Local healthcare prices skyrocket as Trump tries to kill ACA
Marylanders getting “Silver” plans from the state’s online health insurance exchange face a second round of premium hikes for 2018 following President Donald Trump’s Oct. 12 order stopping federal payments to health insurers to fund discounts for moderate-income patients.
For a few people, the new rates will be 76 percent more than 2017 levels.
The Maryland Insurance Administration (MIA) Wednesday approved emergency rate increases for CareFirst BlueCross BlueShield and Kaiser Permanente Mid-Atlantic, the state’s only two carriers serving the online exchange market for individual coverage. The emergency stemmed from the narrowness of the time frame between Trump’s action and when the annual “open season” begins for buying coverage on the Maryland Health Benefit Exchange on Nov. 1. Silver plans generally provide a middle level of coverage for mid-range monthly premiums.
Despite the large rate hikes from 2017 to 2018, Insurance Commissioner Al Redmer Jr. explained in an Oct. 23 telephone press conference that few people will pay the increases from their own funds. Most people to be charged the higher premiums will have the increases offset – completely or in large part – by higher tax credits, he said.
The Affordable Care Act, which has been referred to as Obamacare, provides the refundable credits to people with incomes up to four times the federal poverty level ($98,400 for a family of four, four times the poverty level of $24,600), to help pay monthly premiums for plans purchased on the exchange.
Redmer said open season in Maryland would start as planned on Wednesday, Nov. 1. He said most people with health coverage are unaffected by either round of rate hikes in the individual market. People on Medicare and Medicaid and on large employer health plans don’t use the exchange. Small employer plans use a separate portal in the online exchange which has much smaller rate hikes for 2018, many in the 2 percent to 3 percent range.
In early September, as reported then by the Sentinel, Redmer approved rate hikes for the entire individual market, covering people buying insurance through the exchange, direct from insurers, or through brokers. For Silver plans, those increases averaged 23 percent over 2017 rates for Kaiser, 31 percent for CareFirst health maintenance organizations and 52 percent for CareFirst preferred providers organizations.
In the second round of increases, MIA approved average Silver-exchange plan rate increases of 43 per cent over 2017 rates for Kaiser, 58 percent for CareFirst HMOs, and 76 percent for CareFirst PPOs. MIA gave the market shares of the three plans: CareFirst HMOs, 54 percent; Kaiser, 43 percent; and CareFirst PPOs, 3 percent.

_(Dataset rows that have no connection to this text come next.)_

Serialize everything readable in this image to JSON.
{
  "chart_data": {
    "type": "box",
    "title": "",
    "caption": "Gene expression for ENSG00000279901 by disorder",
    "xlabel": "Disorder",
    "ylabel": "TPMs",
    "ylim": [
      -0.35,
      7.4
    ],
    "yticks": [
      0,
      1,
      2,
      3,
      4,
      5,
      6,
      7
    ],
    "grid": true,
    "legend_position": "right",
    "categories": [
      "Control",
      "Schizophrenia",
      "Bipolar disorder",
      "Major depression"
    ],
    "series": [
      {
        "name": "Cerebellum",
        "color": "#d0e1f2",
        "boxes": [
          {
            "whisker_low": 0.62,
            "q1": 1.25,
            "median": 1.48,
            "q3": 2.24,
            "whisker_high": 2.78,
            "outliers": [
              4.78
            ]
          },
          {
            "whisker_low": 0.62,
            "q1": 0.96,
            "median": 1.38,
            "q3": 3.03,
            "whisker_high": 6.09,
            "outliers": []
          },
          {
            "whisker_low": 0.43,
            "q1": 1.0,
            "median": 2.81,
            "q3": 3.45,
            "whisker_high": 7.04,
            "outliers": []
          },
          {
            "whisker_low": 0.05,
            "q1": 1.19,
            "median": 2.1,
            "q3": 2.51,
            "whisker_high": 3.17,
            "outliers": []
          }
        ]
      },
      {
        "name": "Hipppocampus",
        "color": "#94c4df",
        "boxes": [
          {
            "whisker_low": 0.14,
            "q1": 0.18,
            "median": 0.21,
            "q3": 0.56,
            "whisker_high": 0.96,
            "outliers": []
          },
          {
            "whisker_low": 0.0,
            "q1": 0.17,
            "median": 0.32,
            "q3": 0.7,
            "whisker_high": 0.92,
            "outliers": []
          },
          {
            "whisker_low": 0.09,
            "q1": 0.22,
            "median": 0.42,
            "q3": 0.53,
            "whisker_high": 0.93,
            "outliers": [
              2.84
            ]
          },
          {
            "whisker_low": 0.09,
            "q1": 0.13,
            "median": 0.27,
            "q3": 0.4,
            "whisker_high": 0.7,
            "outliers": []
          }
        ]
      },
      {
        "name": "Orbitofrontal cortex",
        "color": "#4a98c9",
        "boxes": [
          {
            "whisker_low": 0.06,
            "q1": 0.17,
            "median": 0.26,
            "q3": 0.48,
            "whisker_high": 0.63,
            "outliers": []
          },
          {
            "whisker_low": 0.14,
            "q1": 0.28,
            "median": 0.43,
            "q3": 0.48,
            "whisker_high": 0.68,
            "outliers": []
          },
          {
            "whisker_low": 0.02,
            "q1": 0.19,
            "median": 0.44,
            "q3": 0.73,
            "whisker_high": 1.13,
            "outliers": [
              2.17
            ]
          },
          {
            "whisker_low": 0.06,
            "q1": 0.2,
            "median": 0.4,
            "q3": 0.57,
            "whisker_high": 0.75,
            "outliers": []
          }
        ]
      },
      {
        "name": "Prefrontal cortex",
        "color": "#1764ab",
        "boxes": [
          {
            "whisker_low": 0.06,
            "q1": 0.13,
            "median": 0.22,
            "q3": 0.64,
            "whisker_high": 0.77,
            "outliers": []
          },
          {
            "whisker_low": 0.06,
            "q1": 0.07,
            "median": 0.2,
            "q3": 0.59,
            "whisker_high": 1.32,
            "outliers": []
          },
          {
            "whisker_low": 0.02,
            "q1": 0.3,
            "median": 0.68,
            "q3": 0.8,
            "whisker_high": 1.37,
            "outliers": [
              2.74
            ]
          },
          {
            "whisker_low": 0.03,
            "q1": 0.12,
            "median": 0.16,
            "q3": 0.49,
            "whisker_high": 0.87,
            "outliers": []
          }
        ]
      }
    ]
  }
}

The premium rate hike (before tax credit offsets) for a 40-year-old single nonsmoker in Montgomery or Prince Georges County on the CareFirst HMO Silver plan will be $111 per month, from $354 to $465 per month, according to MIA data. For Kaiser, the comparable increase will be $64, from $309 in 2017 to $373 in 2018.
MIA chief actuary Todd Switzer told the Sentinel that approximately 96,000 people in Maryland are projected to buy Silver plans through the online exchange, and they are the only ones the second round of rate hikes will affect. The second round increases will be the same for all Silver plan exchange buyers.
Of the 96,000, Switzer said, 73,000 are eligible for both the mandatory discounts and the offsetting tax credits because their incomes are up to 250 percent the federal poverty level ($61,400 for a family of four). The tax offsets protect these subscribers from nearly all the second round of rate hikes.
Most of the other 23,000 will be eligible for tax credits, but, Switzer noted, the credits go down as income increases, reducing the “shielding” such people get against the rate increases.
Some of the 23,000 (Switzer didn’t give a number) have incomes more than four times the poverty level, and don’t get any “shielding” from tax credit, he continued. This last group now has an incentive to buy Silver plans off the exchange. The few who do not follow this incentive will have to pay the full second-round increase out of pocket, he said.
People buying Bronze or Gold plans on the exchange, and eligible for the tax credits, will get them—at increased levels because of Trump’s action—although they are not subject to the second round of premium hikes.
In fact, the Associated Press quoted experts at the Urban Institute and Oliver Wyman Consulting, saying Bronze consumers in many states will get free coverage (the tax credits fully offset their premiums), and Gold consumers will get their plans at the price of Silver coverage. The Congressional Budget Office has estimated that cutting off discount reimbursements to insurers would cost the federal government almost $200 billion over 10 years.
Redmer said the second round of increases is needed because without it, the two carriers, CareFirst and Kaiser, would lose about $100 million through the end of 2018 because of Trump’s action. Even with the rate increases, Redmer said, the two carriers would lose money by providing coverage in Maryland’s individual market.
Maryland law requires the MIA to approve insurance rates adequate to meet the costs of coverage, he added.